Photographs show ten of the new vehicles on a flatbed railcar, seemingly making their way through southern China’s Guangxi Province Guilin railway station. Within Guangxi’s jurisdiction is Guangdong, home to the PLA’s new Southern Theatre Command, and the photos indicate that the tanks may be on their way to the new unit.
Popular Chinese website Sina.com reported on the tank in January 2016, detailing its features, weaponry and combat history. The tank reportedly weighs at about 35 tons and can accommodate a crew of four, though some have suggested that an autoloader for the vehicle’s 105 mm main gun lowers its crew capacity to three.
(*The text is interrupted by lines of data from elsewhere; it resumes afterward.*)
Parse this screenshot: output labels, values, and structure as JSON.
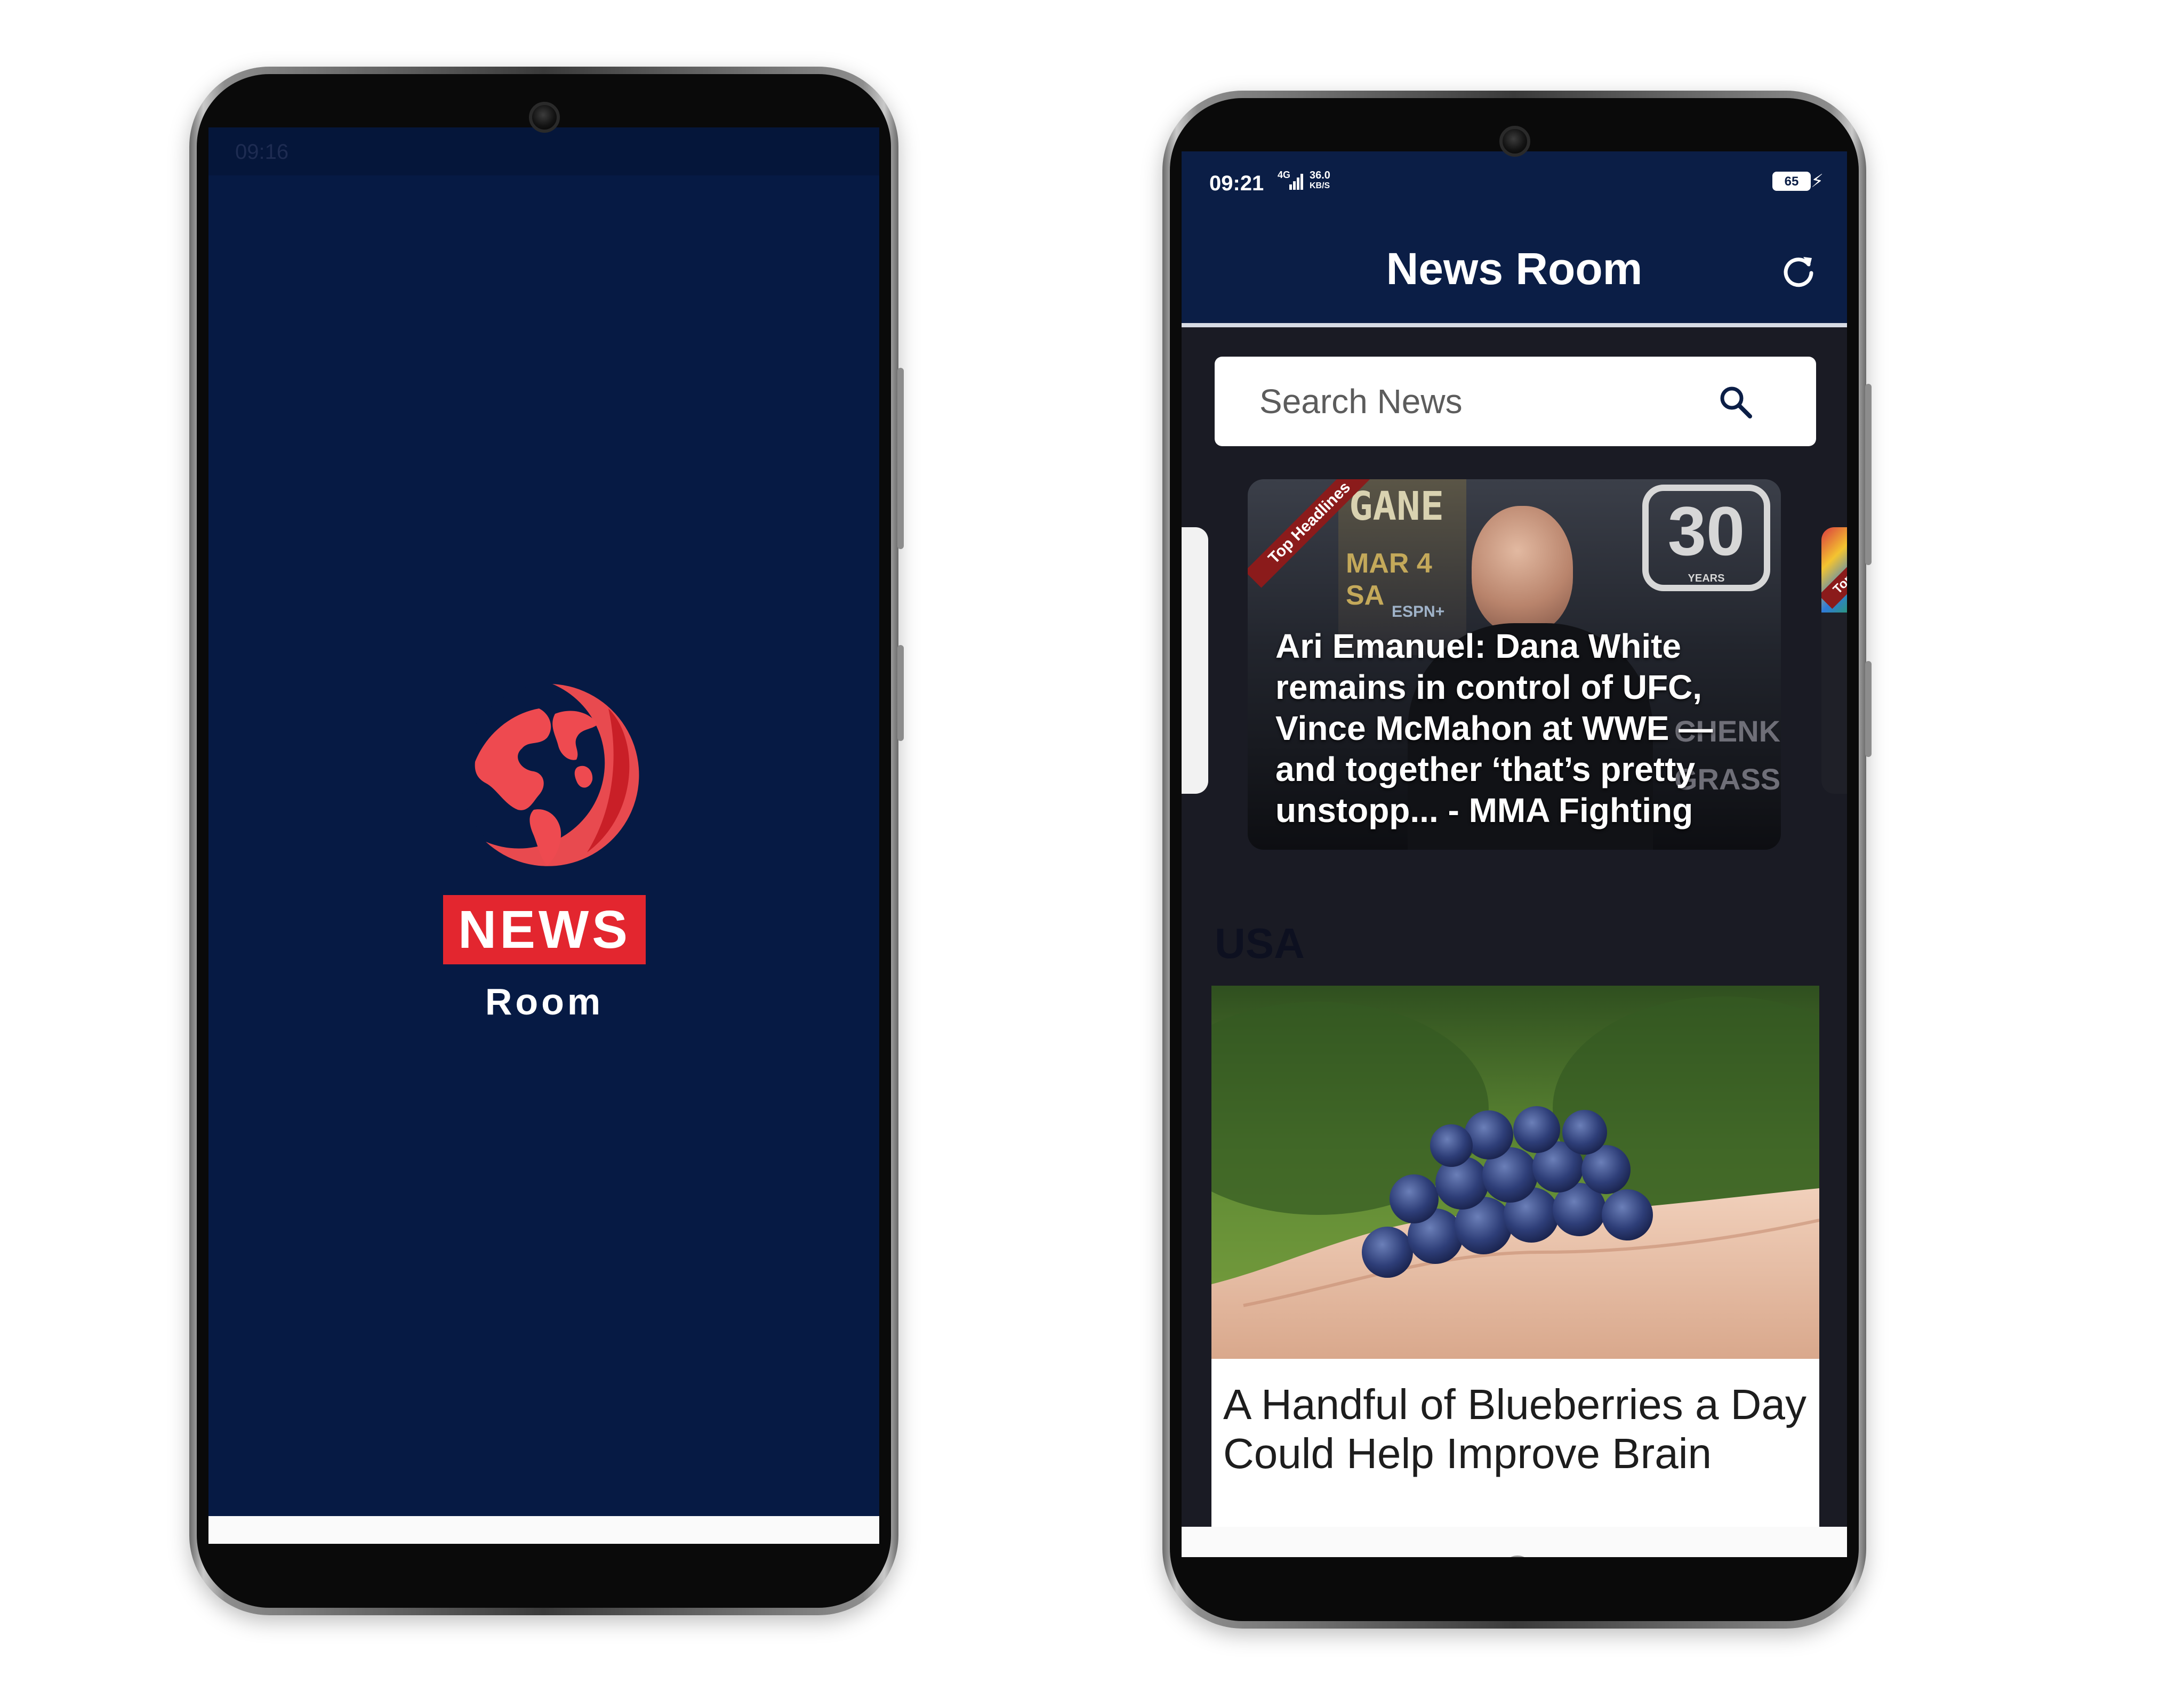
{
  "splash": {
    "status_time": "09:16",
    "logo_word": "NEWS",
    "logo_subword": "Room"
  },
  "app": {
    "status": {
      "time": "09:21",
      "network": "4G",
      "speed_value": "36.0",
      "speed_unit": "KB/S",
      "battery": "65"
    },
    "header": {
      "title": "News Room",
      "refresh_icon": "refresh-icon"
    },
    "search": {
      "placeholder": "Search News",
      "icon": "search-icon"
    },
    "carousel": {
      "ribbon_label": "Top Headlines",
      "next_ribbon_partial": "Top H",
      "items": [
        {
          "headline": "Ari Emanuel: Dana White remains in control of UFC, Vince McMahon at WWE — and together ‘that’s pretty unstopp... - MMA Fighting",
          "image_text": {
            "gane": "GANE",
            "date": "MAR 4 SA",
            "thirty": "30",
            "years": "YEARS",
            "brand": "ESPN+",
            "name": "CHENKO",
            "name2": "GRASSO"
          }
        }
      ]
    },
    "section": {
      "title": "USA"
    },
    "article": {
      "title": "A Handful of Blueberries a Day Could Help Improve Brain"
    }
  },
  "navbar": {
    "icons": [
      "recent-apps-icon",
      "home-icon",
      "back-icon"
    ]
  },
  "colors": {
    "splash_bg": "#061a44",
    "header_bg": "#0b1e46",
    "brand_red": "#e3262f",
    "feed_bg": "#1a1b24",
    "ribbon": "#8b1b1b"
  }
}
According to Jane’s, the PLA became interested in light tanks in the 1950s out of a need to navigate southern China’s rice paddies, low-capacity ridges and inadequate roads. Light tank development was put on hold in the 1990s as focus shifted to amphibious combat vehicles, reemerging in the early 2000s.
Sina.com reported that the weapon can fire gun-launched missiles and tungsten-alloy anti-tank rounds with the ability to pierce up to 500 mm of armor, while the commander’s optics and the gun’s main sight seem to be adapted from the T-99A2 battle tank. There also appears to be a shell-tracking radar mounted on the gun, along with an ‘arrowhead’ turret complete with laser detectors and detachable reactive armor blocks.
Smoke grenade launchers can also be carried on the turret bustle.
Liquid gas suspension may also be featured in the tank, which will help make air and rail transport easier and give it the ability to be better hidden on terrain. The vehicle’s wide tracks reportedly equip it with a ground pressure rating that rivals the 2-ton E Type 62/WZ-131 light tank that Beijing used in the early 1960s. If the reports are accurate, this would mean the tank could successfully traverse rice paddies.